D.G. Duman1, E. Bicakci1, 1Saglik Bakanligi Marmara Universitesi EAH, Gastroenterology, Istanbul, Turkey


Azathioprine is commonly prescribed for inflammatory bowel disease. Although the most common side effect reported with azathioprine treatment is leukopenia due to the myelosuppression, early isolated leucocytosis has not been described before. We describe a patient who developed leucocytosis within the first 3 days after the initiation of azathioprine.
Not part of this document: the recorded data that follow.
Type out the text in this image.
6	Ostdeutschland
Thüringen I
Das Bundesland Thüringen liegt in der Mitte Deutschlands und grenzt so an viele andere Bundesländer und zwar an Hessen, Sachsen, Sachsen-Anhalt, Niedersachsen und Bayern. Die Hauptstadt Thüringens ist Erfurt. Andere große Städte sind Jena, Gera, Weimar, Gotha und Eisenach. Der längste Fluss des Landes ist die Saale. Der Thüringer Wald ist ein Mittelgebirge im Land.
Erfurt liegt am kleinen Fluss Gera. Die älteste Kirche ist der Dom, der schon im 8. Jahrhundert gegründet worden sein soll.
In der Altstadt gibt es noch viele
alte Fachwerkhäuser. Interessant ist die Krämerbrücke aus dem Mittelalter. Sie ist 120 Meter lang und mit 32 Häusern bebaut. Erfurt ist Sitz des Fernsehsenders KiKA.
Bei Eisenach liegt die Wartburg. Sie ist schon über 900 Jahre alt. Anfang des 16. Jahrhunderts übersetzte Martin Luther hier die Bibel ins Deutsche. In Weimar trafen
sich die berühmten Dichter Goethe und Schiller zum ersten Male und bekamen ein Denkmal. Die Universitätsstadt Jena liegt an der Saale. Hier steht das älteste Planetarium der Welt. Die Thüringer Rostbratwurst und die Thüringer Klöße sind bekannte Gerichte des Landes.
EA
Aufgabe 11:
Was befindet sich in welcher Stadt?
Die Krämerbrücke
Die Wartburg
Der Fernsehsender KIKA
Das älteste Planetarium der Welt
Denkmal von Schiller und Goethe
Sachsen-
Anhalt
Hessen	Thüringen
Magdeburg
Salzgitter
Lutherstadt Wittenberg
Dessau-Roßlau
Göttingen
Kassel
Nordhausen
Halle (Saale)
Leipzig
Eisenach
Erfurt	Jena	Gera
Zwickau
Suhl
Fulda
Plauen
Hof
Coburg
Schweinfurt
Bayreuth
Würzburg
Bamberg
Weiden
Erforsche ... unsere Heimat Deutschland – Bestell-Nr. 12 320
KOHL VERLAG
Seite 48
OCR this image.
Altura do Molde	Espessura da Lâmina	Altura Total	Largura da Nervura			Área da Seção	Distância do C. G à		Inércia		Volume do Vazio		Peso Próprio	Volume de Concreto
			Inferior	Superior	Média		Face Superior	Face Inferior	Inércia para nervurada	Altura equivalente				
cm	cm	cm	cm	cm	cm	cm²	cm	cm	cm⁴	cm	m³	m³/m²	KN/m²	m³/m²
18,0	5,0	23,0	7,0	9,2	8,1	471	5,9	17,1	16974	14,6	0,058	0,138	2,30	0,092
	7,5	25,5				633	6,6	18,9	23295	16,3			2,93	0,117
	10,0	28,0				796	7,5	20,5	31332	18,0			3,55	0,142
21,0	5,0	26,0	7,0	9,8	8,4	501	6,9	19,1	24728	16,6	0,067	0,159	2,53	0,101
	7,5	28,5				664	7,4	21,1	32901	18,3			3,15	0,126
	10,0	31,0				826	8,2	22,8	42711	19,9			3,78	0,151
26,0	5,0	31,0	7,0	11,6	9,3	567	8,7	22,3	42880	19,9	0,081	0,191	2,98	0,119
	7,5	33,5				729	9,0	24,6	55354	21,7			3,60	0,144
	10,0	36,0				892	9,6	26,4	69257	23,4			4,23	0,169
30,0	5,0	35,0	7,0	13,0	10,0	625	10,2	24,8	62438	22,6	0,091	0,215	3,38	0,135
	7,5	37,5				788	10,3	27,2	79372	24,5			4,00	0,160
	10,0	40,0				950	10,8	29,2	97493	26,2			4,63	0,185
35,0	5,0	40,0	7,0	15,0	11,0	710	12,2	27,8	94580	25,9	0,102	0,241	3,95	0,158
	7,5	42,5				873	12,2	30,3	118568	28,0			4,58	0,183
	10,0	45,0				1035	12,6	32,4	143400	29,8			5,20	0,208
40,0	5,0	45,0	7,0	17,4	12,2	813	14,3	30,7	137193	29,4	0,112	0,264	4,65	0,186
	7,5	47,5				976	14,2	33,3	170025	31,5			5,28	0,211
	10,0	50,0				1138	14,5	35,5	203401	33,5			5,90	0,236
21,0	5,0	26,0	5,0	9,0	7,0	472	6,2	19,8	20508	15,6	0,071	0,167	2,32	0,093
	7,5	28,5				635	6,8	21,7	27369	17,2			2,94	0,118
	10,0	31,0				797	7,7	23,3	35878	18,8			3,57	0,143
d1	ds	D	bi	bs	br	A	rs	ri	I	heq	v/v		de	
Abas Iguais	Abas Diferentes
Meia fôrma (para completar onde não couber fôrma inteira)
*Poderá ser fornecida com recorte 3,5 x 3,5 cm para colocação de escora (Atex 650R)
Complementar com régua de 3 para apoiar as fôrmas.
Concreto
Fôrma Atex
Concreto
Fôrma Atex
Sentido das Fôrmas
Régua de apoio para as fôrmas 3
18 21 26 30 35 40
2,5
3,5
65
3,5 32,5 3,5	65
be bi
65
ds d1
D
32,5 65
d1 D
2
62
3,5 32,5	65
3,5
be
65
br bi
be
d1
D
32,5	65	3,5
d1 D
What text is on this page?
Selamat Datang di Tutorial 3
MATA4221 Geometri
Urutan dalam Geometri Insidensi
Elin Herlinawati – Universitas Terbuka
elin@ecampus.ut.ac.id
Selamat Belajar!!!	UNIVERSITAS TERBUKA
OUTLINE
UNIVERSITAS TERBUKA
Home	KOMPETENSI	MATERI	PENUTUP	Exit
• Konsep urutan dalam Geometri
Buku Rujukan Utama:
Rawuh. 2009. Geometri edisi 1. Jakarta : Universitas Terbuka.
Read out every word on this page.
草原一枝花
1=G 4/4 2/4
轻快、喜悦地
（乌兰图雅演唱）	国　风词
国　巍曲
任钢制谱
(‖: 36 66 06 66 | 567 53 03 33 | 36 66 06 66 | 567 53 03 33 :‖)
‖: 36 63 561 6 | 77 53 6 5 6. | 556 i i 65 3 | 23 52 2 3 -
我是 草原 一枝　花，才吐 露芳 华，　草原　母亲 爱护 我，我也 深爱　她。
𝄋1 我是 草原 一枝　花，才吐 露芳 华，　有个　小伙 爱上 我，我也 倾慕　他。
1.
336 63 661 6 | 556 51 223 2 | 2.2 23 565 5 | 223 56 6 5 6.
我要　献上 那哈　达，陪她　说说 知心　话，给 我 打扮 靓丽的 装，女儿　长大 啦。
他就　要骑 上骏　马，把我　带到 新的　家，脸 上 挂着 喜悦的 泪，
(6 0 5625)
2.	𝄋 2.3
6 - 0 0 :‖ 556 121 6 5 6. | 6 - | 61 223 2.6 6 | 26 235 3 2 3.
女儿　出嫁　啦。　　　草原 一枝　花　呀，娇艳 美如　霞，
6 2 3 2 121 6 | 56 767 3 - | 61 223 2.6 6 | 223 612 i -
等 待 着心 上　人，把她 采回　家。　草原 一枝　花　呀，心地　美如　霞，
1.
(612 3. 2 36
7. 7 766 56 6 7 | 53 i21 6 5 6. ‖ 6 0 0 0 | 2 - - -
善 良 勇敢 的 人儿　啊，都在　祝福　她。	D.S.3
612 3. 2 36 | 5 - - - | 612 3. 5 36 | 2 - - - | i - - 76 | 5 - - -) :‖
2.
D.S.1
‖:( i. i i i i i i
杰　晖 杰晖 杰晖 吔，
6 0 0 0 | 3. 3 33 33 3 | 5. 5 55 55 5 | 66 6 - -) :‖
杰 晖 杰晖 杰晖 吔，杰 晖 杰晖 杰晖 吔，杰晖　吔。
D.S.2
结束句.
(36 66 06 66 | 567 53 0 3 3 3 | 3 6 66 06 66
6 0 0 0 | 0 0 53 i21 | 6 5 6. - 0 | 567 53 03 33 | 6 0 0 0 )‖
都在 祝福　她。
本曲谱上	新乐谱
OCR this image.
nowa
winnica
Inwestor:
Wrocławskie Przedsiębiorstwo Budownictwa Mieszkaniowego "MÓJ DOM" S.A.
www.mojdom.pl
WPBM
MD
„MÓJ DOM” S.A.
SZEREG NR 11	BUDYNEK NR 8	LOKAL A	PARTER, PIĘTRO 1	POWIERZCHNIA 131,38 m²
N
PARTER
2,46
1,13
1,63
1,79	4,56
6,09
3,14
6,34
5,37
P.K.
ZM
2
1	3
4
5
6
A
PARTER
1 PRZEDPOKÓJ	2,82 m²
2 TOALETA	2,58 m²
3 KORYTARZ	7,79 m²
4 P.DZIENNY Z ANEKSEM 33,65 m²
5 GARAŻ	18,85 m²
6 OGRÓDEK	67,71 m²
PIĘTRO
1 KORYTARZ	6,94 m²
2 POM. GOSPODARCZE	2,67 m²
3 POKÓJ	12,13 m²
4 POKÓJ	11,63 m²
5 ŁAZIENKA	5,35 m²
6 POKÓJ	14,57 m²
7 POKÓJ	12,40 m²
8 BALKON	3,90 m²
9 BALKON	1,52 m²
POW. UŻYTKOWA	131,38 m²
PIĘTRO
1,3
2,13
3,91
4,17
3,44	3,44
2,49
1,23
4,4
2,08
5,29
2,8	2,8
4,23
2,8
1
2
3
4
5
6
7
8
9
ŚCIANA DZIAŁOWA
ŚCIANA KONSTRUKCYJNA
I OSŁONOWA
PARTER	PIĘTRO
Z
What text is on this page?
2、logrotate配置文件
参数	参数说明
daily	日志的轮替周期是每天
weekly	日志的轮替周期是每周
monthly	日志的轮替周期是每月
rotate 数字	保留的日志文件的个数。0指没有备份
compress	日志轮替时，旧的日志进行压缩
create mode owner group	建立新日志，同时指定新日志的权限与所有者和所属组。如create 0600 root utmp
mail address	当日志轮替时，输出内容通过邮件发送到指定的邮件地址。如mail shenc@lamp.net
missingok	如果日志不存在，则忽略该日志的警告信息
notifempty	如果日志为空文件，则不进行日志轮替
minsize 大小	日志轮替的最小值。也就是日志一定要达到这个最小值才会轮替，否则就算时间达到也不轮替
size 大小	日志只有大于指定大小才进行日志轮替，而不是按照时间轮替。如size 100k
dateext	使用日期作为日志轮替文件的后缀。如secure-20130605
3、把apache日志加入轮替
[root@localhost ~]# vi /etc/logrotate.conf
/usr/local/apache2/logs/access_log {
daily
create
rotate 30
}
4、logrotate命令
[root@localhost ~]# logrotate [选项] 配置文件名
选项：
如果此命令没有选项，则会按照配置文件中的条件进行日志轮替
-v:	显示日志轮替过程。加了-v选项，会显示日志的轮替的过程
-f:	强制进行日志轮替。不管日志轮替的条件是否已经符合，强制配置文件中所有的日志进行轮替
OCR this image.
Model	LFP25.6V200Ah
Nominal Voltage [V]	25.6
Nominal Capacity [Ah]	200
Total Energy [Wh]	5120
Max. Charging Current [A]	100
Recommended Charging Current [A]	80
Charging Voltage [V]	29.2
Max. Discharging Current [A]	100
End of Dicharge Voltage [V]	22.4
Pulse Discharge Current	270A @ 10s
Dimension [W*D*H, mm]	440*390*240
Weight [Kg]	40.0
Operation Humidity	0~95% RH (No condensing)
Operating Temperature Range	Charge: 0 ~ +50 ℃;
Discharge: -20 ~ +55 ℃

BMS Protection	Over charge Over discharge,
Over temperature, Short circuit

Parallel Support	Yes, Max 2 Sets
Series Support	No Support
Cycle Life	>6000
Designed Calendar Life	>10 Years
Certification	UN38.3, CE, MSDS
A 39-year-old woman with a 10-year history of Crohn's disease was complaint of chronic diarrhoea, abdominal pain and rectal bleeding. She never received immunomodulatory therapy before. Upon diagnosis she had been treated with meselamine of low dose (1.5 g/day) for the last 10 years. Physical examination was not remarkable except the cachectic appearance (body weight: 45 kg). She had anaemia of haemoglobin level of 11.2 g/dL with normal white blood cell (WBC) count. Her colonoscopic examination and biopsies revealed Crohn's disease of ileo-colonic involvement and perianal fistulas. It was decided to start with ciprofloxacin and metronidazole. Following the initial work-up for infection, azathioprine 50 mg daily was added. After the third dose of azathioprine her WBC increased abruptly to 20.5×103/mm3. She did not have fever or any other constitutional symptom of infection. Her repeated WBC counts were consistently high around 20×103/mm3 and peripheral blood smear showed 68% neutrophil, 28% lymphocytes, 6% monocytes and 1% eosinophil with negative C-reactive protein. Thus azathioprine dose was withheld but the antibiotics were continued. Her urinary culture resulted negative for infection. Three days after stopping azathioprine her WBC returned to normal.


After discontinuation of azathioprine, her long-term follow-up for 2.5 years with infliximab-only treatment has been excellent with remission of both the mucosal disease and fistulas.


To our knowledge, this is the first reported case of azathioprine toxicity with leucocytosis the mechanism of which is unclear. Clinicians should be aware of the possibility of unexpected increase in WBC counts in IBD patients prescribed azathioprine.